Composite Indices Calculation: Twelve composite indices encompassing IICF pathways were calculated using established methodologies.
Prognostic Score Development: LASSO-Cox regression was used to build a multi-index prognostic score.
Clustering Analysis: K-means clustering was performed to identify molecular endotypes based on the calculated indices.
Survival Analysis: Patients were stratified using optimal cut-off values of the Systemic Immune-Inflammation Index (SII) and the D-dimer-to-Platelet Ratio (DPR) for dual-axis survival analysis.
Key Findings:
Patients with concurrent elevation of both SII and DPR had a 7.41-fold higher mortality risk than those with dual-low levels (HR 7.41, 95% CI 2.09–26.30, P = 0.002).
Elevation of either index alone did not reach statistical significance.

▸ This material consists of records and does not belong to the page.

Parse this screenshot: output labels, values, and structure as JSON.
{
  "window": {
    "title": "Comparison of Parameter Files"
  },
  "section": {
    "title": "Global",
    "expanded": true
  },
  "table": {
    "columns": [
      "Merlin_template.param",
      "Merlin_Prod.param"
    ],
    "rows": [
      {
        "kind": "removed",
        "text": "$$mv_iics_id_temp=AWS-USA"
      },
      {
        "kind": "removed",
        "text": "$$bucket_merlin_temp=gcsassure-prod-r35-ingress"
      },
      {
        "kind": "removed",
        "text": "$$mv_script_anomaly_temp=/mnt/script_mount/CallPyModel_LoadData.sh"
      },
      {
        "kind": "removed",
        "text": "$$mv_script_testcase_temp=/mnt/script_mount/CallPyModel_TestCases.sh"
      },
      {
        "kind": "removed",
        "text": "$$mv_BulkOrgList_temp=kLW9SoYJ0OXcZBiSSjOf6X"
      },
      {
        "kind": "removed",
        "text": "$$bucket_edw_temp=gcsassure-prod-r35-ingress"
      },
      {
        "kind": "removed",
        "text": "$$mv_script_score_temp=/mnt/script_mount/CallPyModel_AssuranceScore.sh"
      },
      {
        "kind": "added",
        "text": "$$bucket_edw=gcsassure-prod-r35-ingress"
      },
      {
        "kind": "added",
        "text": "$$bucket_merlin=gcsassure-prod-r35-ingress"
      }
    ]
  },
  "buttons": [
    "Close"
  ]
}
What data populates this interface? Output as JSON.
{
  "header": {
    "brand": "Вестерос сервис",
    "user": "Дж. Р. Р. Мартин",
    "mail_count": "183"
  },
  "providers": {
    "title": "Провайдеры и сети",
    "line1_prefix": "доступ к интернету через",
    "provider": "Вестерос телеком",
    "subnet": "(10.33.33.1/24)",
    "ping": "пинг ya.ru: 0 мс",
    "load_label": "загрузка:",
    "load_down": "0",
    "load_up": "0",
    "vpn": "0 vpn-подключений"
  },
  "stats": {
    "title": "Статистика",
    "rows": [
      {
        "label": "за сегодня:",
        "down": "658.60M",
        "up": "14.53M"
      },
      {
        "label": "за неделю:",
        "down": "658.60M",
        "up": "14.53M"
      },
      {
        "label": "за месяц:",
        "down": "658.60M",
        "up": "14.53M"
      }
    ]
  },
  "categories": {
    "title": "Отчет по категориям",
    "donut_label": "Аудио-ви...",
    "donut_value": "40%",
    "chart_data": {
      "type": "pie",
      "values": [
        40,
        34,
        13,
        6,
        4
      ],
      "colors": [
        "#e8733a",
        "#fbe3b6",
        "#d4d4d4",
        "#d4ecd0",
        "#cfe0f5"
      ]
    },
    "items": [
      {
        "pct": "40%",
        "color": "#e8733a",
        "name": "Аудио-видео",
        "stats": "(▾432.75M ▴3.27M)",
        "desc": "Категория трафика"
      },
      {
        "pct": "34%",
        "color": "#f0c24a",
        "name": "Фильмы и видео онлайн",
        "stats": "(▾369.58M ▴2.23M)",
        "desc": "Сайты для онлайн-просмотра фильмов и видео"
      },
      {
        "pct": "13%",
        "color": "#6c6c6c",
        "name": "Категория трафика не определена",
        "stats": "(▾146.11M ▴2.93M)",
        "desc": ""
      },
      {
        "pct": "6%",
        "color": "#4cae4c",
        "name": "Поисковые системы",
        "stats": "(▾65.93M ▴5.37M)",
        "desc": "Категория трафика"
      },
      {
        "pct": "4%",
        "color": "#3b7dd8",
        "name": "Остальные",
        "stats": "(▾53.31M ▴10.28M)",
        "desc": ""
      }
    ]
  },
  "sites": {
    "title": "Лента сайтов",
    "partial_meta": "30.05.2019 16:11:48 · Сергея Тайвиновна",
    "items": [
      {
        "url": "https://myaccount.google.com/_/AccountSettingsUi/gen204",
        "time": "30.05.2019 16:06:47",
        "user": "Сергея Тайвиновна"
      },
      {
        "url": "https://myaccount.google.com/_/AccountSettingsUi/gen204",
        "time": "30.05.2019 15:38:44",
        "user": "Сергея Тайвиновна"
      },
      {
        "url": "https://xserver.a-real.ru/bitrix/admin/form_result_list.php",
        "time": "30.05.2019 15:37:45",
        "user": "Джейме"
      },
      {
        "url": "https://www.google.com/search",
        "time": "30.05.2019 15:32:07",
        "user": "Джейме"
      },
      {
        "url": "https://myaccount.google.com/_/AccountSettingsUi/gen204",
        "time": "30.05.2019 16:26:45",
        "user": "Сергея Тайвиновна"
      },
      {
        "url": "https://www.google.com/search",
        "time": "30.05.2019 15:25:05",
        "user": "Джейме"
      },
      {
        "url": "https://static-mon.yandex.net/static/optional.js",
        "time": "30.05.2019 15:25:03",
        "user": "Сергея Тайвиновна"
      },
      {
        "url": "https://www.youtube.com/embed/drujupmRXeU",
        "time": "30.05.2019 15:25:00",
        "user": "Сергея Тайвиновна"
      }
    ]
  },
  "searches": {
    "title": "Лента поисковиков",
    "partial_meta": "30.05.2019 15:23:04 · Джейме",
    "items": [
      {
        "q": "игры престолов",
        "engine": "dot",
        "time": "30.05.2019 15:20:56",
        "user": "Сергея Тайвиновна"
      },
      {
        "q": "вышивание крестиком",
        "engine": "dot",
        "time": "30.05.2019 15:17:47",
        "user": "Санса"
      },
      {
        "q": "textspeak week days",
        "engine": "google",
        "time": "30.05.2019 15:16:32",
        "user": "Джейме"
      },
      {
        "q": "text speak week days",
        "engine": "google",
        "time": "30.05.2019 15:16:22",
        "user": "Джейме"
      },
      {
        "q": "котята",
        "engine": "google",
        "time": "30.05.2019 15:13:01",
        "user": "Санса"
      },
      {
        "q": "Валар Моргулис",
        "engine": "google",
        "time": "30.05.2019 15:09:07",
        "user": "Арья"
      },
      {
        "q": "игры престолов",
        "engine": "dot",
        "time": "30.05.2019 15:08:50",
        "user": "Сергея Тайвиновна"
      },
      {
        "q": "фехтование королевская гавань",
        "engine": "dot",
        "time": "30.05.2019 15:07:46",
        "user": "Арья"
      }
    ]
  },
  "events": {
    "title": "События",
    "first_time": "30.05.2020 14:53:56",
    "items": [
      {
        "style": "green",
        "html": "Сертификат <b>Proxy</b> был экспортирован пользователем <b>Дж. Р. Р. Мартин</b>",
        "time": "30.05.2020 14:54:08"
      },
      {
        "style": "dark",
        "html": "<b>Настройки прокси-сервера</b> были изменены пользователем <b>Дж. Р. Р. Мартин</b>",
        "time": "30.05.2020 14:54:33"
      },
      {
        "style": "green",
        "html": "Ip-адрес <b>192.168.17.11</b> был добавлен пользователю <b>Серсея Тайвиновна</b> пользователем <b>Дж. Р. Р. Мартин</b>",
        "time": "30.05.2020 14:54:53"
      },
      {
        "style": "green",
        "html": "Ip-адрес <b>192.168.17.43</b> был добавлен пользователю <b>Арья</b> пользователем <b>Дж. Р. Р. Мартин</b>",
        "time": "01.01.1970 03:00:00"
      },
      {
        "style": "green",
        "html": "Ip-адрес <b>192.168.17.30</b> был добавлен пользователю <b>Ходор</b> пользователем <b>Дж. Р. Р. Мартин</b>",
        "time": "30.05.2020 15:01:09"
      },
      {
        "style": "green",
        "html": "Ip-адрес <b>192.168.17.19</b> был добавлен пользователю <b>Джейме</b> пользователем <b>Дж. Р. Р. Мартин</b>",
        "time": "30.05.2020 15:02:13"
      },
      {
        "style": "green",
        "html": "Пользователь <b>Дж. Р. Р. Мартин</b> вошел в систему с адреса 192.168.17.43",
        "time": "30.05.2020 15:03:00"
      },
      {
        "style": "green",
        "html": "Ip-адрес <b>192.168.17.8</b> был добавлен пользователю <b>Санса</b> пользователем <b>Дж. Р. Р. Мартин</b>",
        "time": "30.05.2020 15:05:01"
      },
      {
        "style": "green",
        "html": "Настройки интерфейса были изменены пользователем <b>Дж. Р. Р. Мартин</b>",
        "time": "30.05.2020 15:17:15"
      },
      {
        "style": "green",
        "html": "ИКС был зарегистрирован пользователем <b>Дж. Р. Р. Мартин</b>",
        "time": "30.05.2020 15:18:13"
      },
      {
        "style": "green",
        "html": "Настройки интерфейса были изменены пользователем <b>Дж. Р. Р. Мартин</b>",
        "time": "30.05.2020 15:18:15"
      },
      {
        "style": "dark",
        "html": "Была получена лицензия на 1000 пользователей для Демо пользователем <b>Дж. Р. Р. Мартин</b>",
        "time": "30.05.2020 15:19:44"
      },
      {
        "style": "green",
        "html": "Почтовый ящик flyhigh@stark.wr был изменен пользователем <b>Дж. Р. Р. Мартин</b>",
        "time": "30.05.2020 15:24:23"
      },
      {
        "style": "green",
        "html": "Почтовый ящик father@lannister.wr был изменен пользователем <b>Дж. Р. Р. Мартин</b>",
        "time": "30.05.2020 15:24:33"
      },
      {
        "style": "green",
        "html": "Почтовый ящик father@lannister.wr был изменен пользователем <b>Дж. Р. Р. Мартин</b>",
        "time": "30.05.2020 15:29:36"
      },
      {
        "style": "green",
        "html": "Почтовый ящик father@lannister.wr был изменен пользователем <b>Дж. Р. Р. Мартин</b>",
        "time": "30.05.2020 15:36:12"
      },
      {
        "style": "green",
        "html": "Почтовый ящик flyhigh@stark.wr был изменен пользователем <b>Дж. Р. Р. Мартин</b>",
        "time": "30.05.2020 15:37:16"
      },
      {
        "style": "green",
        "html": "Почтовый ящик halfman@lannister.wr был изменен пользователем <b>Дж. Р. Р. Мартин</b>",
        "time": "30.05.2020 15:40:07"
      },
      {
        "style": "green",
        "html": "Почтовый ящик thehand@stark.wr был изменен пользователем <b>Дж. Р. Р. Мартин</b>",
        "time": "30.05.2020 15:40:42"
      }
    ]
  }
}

Three IICF molecular endotypes were identified, showing incomplete concordance with the presence of ILD or PH.
The multi-index prognostic score had an area under the curve of 0.747 for mortality prediction.
Interpretation:
Adverse outcomes in systemic sclerosis are driven by systemic network disequilibrium rather than isolated pathway aberrations, highlighting the interplay between immune activation and coagulation dysregulation.
Limitations:
The study is retrospective and conducted at a single center, which may limit the generalizability of the findings.
Echocardiography was used for PH diagnosis, which may not be as definitive as right heart catheterization.
Conclusion:
IICF-based dual-axis stratification and multi-index scoring provide a quantifiable approach for precision phenotyping in systemic sclerosis.